Likelihood_Homework_2_Rosskopf_Golombek.Rmd

---
title: "Likelihood"
author: "Nina Golombek und Martina Rosskopf"
date: "19 11 2018"
output: pdf_document
---
## Task:

Tsunami scientist Trevor rolls some dice and tells you that the added result is 17. 
Think of an example that applies this problem to natural hazards!

The exercise for this week was to write some R code to find out how many times someone would have to roll a dice to get 17 as
a result of al dices.

First we discussed the different possibilties, where the conclusion was, that three is the minimum amount of dices you to do
for a sum of 17 (6+6+5). The maximum amount would be 17 times (each dice roll with 1).
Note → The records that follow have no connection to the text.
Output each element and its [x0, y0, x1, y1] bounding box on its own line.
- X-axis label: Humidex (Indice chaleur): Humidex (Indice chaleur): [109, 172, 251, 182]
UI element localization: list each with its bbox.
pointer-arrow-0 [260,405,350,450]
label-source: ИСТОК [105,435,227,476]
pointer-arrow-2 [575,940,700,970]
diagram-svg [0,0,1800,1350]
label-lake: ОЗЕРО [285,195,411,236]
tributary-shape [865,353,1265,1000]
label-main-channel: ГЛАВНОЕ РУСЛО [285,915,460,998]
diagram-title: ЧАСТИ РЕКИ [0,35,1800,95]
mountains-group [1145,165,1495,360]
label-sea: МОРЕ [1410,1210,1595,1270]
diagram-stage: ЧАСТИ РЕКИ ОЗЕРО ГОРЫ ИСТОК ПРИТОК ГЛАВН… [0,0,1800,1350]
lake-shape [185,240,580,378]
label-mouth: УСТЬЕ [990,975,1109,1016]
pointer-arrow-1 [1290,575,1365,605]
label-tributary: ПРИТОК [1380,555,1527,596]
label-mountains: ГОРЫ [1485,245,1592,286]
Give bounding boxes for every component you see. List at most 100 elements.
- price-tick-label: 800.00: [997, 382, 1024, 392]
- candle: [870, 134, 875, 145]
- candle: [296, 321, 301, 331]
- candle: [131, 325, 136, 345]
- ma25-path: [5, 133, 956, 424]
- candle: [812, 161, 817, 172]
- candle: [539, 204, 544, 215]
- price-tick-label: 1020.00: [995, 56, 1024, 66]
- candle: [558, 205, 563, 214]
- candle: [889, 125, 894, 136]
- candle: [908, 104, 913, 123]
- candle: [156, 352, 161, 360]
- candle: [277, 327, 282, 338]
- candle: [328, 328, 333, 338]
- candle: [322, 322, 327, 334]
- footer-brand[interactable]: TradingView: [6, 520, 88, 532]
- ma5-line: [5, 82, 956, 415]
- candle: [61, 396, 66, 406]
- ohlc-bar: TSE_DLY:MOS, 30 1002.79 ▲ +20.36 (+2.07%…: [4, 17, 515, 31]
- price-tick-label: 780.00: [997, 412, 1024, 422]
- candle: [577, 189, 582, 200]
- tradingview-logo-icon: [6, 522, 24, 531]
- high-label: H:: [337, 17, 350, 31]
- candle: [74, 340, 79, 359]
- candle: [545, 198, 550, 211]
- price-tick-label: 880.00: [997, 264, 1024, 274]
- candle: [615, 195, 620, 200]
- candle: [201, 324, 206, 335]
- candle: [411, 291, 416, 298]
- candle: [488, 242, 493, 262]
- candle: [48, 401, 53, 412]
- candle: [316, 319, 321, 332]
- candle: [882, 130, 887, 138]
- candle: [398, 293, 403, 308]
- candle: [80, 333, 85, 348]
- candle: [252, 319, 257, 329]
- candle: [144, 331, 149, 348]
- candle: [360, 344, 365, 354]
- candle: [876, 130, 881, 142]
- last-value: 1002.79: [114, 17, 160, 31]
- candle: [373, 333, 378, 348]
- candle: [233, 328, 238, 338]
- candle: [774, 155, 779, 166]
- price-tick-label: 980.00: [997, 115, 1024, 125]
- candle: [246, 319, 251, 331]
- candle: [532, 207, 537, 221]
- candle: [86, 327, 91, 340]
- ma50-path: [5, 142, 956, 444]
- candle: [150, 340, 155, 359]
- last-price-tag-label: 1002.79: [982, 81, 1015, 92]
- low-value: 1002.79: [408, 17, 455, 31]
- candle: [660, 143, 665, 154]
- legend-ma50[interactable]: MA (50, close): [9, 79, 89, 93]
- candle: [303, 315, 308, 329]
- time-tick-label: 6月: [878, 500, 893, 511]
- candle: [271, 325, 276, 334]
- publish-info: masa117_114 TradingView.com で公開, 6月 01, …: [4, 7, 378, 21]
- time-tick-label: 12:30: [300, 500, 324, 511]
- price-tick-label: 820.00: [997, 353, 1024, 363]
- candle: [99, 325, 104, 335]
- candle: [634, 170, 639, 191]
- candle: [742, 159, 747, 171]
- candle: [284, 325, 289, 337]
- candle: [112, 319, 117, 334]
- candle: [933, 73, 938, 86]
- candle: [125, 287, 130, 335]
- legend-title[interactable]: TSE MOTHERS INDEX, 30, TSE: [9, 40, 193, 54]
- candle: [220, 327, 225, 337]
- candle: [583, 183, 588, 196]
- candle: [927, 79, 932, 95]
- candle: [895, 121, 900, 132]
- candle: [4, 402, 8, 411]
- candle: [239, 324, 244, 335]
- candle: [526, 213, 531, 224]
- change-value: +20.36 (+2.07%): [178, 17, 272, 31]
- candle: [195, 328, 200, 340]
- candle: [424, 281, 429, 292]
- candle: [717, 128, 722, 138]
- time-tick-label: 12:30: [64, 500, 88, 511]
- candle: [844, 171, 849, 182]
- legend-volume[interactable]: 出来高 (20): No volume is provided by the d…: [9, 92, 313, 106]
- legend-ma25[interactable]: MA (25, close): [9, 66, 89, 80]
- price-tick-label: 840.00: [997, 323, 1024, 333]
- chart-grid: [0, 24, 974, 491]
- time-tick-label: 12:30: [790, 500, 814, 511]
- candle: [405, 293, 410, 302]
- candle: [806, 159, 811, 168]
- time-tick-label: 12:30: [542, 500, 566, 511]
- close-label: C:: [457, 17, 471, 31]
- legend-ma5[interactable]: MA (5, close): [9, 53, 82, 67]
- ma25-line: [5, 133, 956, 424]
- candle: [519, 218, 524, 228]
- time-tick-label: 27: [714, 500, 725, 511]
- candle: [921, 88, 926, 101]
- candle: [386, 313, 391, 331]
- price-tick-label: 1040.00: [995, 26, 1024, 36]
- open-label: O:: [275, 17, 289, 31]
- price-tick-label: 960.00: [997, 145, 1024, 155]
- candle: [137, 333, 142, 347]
Now to figure out the likelihood distribution of the dice sum 17, we simulated an experiment, where we use the possible 
amounts of dice rolls between 3 and 17.  


```{r}

sum(sample(1:6, 3, replace = TRUE))   # The sample function includes only whole numbers 
sum(sample(1:6, 4, replace = TRUE))   # Here: between 1-6 for a set number of dices (between 3-17)
sum(sample(1:6, 5, replace = TRUE))
sum(sample(1:6, 6, replace = TRUE))
sum(sample(1:6, 7, replace = TRUE))
sum(sample(1:6, 8, replace = TRUE))
sum(sample(1:6, 9, replace = TRUE))
sum(sample(1:6, 10, replace = TRUE))
sum(sample(1:6, 11, replace = TRUE))
sum(sample(1:6, 12, replace = TRUE))
sum(sample(1:6, 13, replace = TRUE))
sum(sample(1:6, 14, replace = TRUE))
sum(sample(1:6, 15, replace = TRUE))
sum(sample(1:6, 16, replace = TRUE))
sum(sample(1:6, 17, replace = TRUE))

```

### Note:

The statistical expectation for each dice is 3.5
Thus, in order to reach ~17, five dices are most likely (5* 3.5 = 17.5 --> closest to 17)

## Possible solution

For the following solution we set a number n, which sets the amount of experiments we do for each possible dice roll (from 
3 to 17).
In the resolution vector *resvec* we write the solution of how many times the sum was 17 for each roll. In the row *0* we 
have the result for *dice roll=3* and in row *15* the result for *dice roll=15*.

```{r}
n <- 10000
resvec <- rep(0,15)

```

In the following loops we go through the possiblies of dice rolls. First we create a vector with n times i rows, where i 
is the amount of dices. The random possible values of the vector are between 1 and 6. This vector we then write into a 
matrix which has i columns and n rows. 
We then build the sums over each row of the matrix. If the sum is then 17 we add one to the specific row of the *resvec*. 
```{r}
# loop to go through possible numbers of dices
for (i in 3:17) {
  # getting a vector of random numbers between 1 to 6
  vec <- sample(1:6, n * i, replace = TRUE)
  # transform vector to a matrix, amount of coloums equal to number of dices i
  mat <- matrix(vec, ncol = i)
  # loop to go through all rows of matrix
  for (j in 1:n){
    # if sum of a row is 17 then put the counter +1
    if (sum(mat[j,]) == 17){
      resvec[i-2] <- resvec[i-2]+1
    }
  }
}
```
The last loop can also be written in one line. With this line we first get a vector with the sums of each row, where we 
then ask if the sums of the rows are 17. The vector will then consist of TRUE and FALSE values. Calculating the sum over 
this vector gives us how many times the sum was 17, because TRUE is 1 and FALSE is 0. This result will then be written 
into our *resvec*.
```{r}
# last loop can also be calculated by: 
  resvec[i-2] <- sum(rowSums(mat) == 17)
```
Last we are plotting a graph out of our results. Here x gives us the number of dices (between 3 to 17) and y how many 
runs we had, where the sum was 17. 
```{r}
## Plot
x <- 3:17      # set x values
plot(x,resvec, type = "h", col="chocolate", lwd=7,
     xlim=c(3,17),
     main = "Likelihood of dices",                        # Diagram Title
     xlab = "Number of dice rolls",                       # X-Axis Title
     ylab = 'Amount of runs with sum = 17',               # Y-Axis Title
     cex.lab = 1.5, cex.main = 1.5)                       # Font size of Titles

```

With this Plot we can see that it is most likely to get the eye sum 17 if you roll the dice 5 times. This fits to the 
known value, that for one dice the assumed eyes of the dice are 3.5. Therefore 5 dice rolls would give us 17.5 for the 
sum of the dices. 

## Example that applies this problem to natural hazards

Probability of a 1000-year Event in 6 different countries 

1: Germany
2: USA
3: Indonesia
4: Japan
5: Argentina
6: New Zealand

--> Probability for one of these events is always 1/1000 for each country.